Originally Posted by
David-A
As for the "be very carefull of what you wish for", let me just say this. Thouse who think it is ALL about revenue not passenger numbers would be very wrong to think that. Plenty of services would simply not be viable without the people on the cheapies. Nor would many benefits afforded to the airline industry in its present form.
OK. Now if AF sells tickets at £1000 ex LON to destination ZZZ via Paris and sells tickets from PAR direct to ZZZ for £2000, do you really think that the ex-LON ticket will remain at £1000 if people in Paris can buy the ticket ex-LON and just skip the first leg? What will happen is that ticket prices will equalise somewhere nearer to the LON price than the PAR price. That in itself will make flight from LON on AF less attractive as you will have lesser of an incentive to go for an indirect flight over a direct flight and will generally favour direct flights and result in the strengthening of flag carriers in their home market as well as increasing fares at the bottom.

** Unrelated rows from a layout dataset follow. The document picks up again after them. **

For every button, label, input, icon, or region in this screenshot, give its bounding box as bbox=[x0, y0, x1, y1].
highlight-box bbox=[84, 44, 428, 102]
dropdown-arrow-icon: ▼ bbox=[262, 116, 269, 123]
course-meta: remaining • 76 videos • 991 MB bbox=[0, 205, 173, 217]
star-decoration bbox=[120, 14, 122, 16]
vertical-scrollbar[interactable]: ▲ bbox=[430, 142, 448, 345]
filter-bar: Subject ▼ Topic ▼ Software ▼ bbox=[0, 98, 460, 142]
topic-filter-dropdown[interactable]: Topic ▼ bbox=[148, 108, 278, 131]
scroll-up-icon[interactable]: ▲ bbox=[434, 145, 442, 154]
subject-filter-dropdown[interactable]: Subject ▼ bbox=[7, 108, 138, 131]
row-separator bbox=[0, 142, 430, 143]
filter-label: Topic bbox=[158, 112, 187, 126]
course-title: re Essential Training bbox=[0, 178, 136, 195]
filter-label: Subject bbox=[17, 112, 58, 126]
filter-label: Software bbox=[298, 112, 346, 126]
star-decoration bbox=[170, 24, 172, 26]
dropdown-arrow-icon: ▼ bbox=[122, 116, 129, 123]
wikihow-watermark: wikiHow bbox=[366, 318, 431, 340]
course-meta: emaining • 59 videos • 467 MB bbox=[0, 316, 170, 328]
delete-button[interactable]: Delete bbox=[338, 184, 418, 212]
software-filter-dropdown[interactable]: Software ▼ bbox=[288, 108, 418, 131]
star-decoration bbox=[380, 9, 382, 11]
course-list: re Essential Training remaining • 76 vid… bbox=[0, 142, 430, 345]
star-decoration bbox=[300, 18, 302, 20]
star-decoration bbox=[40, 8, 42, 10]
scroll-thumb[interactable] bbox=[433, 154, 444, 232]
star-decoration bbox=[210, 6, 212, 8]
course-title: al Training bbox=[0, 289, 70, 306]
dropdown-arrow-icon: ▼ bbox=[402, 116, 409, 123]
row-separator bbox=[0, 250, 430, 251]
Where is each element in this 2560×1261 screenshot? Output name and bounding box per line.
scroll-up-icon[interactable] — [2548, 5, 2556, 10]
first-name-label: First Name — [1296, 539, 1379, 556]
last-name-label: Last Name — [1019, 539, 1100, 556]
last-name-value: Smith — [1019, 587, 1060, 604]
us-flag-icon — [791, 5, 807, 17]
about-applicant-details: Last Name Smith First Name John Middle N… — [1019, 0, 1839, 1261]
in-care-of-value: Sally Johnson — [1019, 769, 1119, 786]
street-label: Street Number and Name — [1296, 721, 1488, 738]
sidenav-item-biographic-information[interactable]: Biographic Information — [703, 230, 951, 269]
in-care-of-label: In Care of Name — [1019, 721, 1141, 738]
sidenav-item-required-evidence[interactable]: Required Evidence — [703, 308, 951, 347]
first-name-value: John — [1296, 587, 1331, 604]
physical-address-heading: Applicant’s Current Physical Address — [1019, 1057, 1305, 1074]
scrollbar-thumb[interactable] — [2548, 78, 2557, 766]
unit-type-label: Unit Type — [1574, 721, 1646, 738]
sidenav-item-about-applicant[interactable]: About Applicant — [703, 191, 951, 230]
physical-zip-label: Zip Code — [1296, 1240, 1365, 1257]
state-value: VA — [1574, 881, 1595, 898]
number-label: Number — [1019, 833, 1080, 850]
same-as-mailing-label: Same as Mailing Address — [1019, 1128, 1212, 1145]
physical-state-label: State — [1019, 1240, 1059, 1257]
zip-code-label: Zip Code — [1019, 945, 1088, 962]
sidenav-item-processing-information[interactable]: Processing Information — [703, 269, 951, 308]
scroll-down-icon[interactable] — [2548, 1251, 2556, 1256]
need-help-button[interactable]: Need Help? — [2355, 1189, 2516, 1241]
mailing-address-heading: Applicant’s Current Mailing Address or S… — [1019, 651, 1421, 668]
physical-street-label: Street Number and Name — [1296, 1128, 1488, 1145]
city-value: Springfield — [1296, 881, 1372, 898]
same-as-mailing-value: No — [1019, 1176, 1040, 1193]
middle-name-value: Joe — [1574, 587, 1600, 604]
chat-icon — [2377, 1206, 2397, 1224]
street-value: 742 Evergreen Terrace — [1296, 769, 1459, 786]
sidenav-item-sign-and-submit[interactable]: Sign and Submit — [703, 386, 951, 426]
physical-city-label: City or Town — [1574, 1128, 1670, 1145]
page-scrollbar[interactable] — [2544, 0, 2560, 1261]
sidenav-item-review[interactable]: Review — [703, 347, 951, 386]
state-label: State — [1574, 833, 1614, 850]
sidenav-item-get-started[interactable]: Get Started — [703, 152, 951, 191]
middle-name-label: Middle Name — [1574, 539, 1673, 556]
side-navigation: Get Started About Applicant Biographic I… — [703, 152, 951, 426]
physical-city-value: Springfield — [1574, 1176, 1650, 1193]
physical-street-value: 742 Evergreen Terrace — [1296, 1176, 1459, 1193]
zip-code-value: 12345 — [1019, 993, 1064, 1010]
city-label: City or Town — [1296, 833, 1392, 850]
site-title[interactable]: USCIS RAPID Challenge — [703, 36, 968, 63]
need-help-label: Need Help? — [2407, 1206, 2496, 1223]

Anyway, back to railways, the £12.50 London to York types of fares are not really comparable to the airline situation. They are promotional fares.
I fail to see the difference: they are advance tickets sold on specific services between specific city pairs, exactly the same way as discount Y tickets on airlines.
Personally, for the level of subsidy going in
Well, that's a wholly different debate. The issue is how you structure the revenue streams generated from fares. Whether they are subsidies in it affects the overall level of revenues from fares. It says nothing, however, on how that revenue is structured, whether it is structured by linear fares, proportional to distance (as is practised in a number of other Member States or as was practised by SNCF in France before they moved to a yield management system) or an airline-style system of city-pairs fares. They are advantages and disadvantages to both systems. The advantage of the second system is that it allows deeper discounts on certain routes and probably result in an overall somewhat lower level of fares as it increases the level of occupancy of trains.